A man who calls himself AlphaSunday has turned to Reddit to ask advice about divorcing his wife—today—and she hasn’t a clue.
“I’m [M24] going to ask my Wife [F24] of 3 years for a divorce tomorrow. Can I get any advice for the talk and days following? Things between us haven't worked for a while. I've grown into a different person and she's remained stagnant and we're both very aware of it. I like to believe we can settle things amicably but I could use any tips on how to hurt her the least. Should we talk over breakfast or walking the dogs or actually go somewhere? Do I focus on my part in everything rather than hers? How do I do this like a grown up?”
Um, maybe not by going online to ask advice from strangers.
“Consult a divorce attorney first if you two have a lot of shared assets,” said one commenter.
“You speak with a lawyer first, before your wife. You've never done this before and divorces are tricky. Having a solid plan means you won't get screwed over in the process,” wrote another.
Another had some pretty specific advice:
“About the actual conversation, I'd ask her for a walk and start talking about your relationship and ask how she thinks you guys are doing. This should be an actual conversation and not just you telling her you want a divorce. Tell her the overall feelings that doesn't seem accusatory, like feeling empathy and lonely without being alone (if that is the case) or feeling like you live in different worlds some times. Don’t overdo it with words like 'very' as it will come of much more hurtful than intended. If you could arrive at the divorce decision together, you'll both be a lot happier in the future! As you said, you both know the status of your relationship, so its likely she feels the same way. If you seem just a little firm in the convo and stay clear of agreeing to 'we can work on this', she'll most likely help the divorce conversation along. Still, I'd keep the mantra of we should work this out together and decide our next steps together, so she'll feel some stock in the decision of divorce. Best of luck, you seem like a good guy.”

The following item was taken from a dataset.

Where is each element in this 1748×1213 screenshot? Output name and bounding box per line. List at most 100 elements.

“It sounds like you have decided you want this but she would probably prefer to stay married - is this right? If so absolutely do not offer or suggest to stay friends. It's cruel to her,” said one.
One guy was cold as ice, saying, “If you are really committed to divorcing her, then you have to harden your heart and not care too much about the fallout. She is no longer yours to worry about. Sounds cruel maybe, but if you are thinking you need to guide her through this process, then you are going to make it worse for both of you. It's false hope. It's dragging it out longer than it needs to be. move out. Wait five months, file the paperwork. and then never speak to her again.”